NASA-IMPACT / veda-data-airflow

Airflow implementation of ingest pipeline for VEDA STAC data
Other
10 stars 4 forks source link

Pass discovery output to next step via s3 #98

Closed slesaad closed 8 months ago

slesaad commented 2 years ago

Motivation

The max size of the payload that can be passed between states in a step function is 256KB. Sometimes, when the number of items discovered is too many (s3-discovery lambda), the payload size exceeds the threshold and results in the cancellation of the state machine.

Workaround

The workaround we've been using up until now is using the filename_regex key to divide the total items to chunks and running separate workflows for each chunk. Eg:

    {
        "collection": "co2-diff",
        "prefix": "co2-diff/",
        "bucket": "veda-data-store-staging",
        "filename_regex": "^(.*)2015.*.tif$",
        "discovery": "s3"
    },
    {
        "collection": "co2-diff",
        "prefix": "co2-diff/",
        "bucket": "veda-data-store-staging",
        "filename_regex": "^(.*)2016.*.tif$",
        "discovery": "s3"
    },

instead of

    {
        "collection": "co2-diff",
        "prefix": "co2-diff/",
        "bucket": "veda-data-store-staging",
        "filename_regex": "^*.tif$",
        "discovery": "s3"
    },

Solution

Rather than passing the payload directly to another state, we could write the payload to an s3 bucket, pass only the URL of the object and the next state would read the object from the s3 bucket.
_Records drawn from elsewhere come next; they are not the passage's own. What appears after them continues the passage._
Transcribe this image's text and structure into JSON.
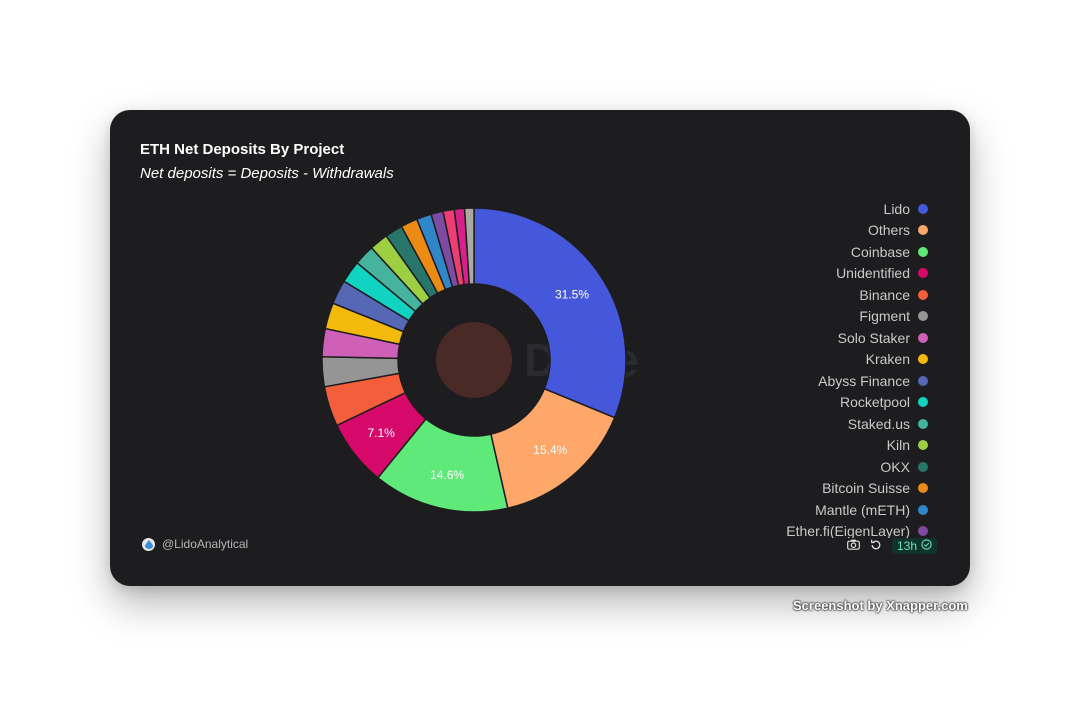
{
  "card": {
    "title": "ETH Net Deposits By Project",
    "subtitle": "Net deposits = Deposits - Withdrawals",
    "author": "@LidoAnalytical",
    "freshness": "13h"
  },
  "icons": {
    "author": "droplet-icon",
    "camera": "camera-icon",
    "refresh": "refresh-icon",
    "check": "check-circle-icon"
  },
  "watermark": {
    "credit": "Screenshot by Xnapper.com",
    "logo_text": "Dune"
  },
  "chart_data": {
    "type": "pie",
    "donut": true,
    "title": "ETH Net Deposits By Project",
    "subtitle": "Net deposits = Deposits - Withdrawals",
    "legend_position": "right",
    "slices": [
      {
        "name": "Lido",
        "value": 31.5,
        "label": "31.5%",
        "color": "#4558db"
      },
      {
        "name": "Others",
        "value": 15.4,
        "label": "15.4%",
        "color": "#fea768"
      },
      {
        "name": "Coinbase",
        "value": 14.6,
        "label": "14.6%",
        "color": "#5fe979"
      },
      {
        "name": "Unidentified",
        "value": 7.1,
        "label": "7.1%",
        "color": "#d6096b"
      },
      {
        "name": "Binance",
        "value": 4.3,
        "label": "",
        "color": "#f55e3b"
      },
      {
        "name": "Figment",
        "value": 3.2,
        "label": "",
        "color": "#959595"
      },
      {
        "name": "Solo Staker",
        "value": 3.0,
        "label": "",
        "color": "#cf60b8"
      },
      {
        "name": "Kraken",
        "value": 2.8,
        "label": "",
        "color": "#f3b90b"
      },
      {
        "name": "Abyss Finance",
        "value": 2.6,
        "label": "",
        "color": "#5667b5"
      },
      {
        "name": "Rocketpool",
        "value": 2.4,
        "label": "",
        "color": "#11d3c2"
      },
      {
        "name": "Staked.us",
        "value": 2.2,
        "label": "",
        "color": "#45b39d"
      },
      {
        "name": "Kiln",
        "value": 2.0,
        "label": "",
        "color": "#9ccf42"
      },
      {
        "name": "OKX",
        "value": 1.9,
        "label": "",
        "color": "#277669"
      },
      {
        "name": "Bitcoin Suisse",
        "value": 1.8,
        "label": "",
        "color": "#ec8a16"
      },
      {
        "name": "Mantle (mETH)",
        "value": 1.6,
        "label": "",
        "color": "#2f86c9"
      },
      {
        "name": "Ether.fi(EigenLayer)",
        "value": 1.3,
        "label": "",
        "color": "#7d4ba1"
      },
      {
        "name": "",
        "value": 1.2,
        "label": "",
        "color": "#ec3e73"
      },
      {
        "name": "",
        "value": 1.1,
        "label": "",
        "color": "#d81f8a"
      },
      {
        "name": "",
        "value": 1.0,
        "label": "",
        "color": "#aaa9a3"
      }
    ]
  }
}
gadomski commented 1 year ago

From this line https://github.com/NASA-IMPACT/veda-data-airflow/blob/4c96eb27b112521be9a0401cf5316e1f6fb11837/dags/veda_data_pipeline/utils/s3_discovery.py#L252 I think this issue is still valid, so I'm going to transfer to veda-data-airflow. @moradology please correct me if I'm wrong.

ividito commented 1 year ago

This should be less of an issue now, but still worth considering for refactors. In the new Airflow pipeline, the max XCOM size is 1 GB. I don't think we've run into this issue since making the switch.

slesaad commented 1 year ago

in airflow, the payload to the next step is passed via a file in s3 already!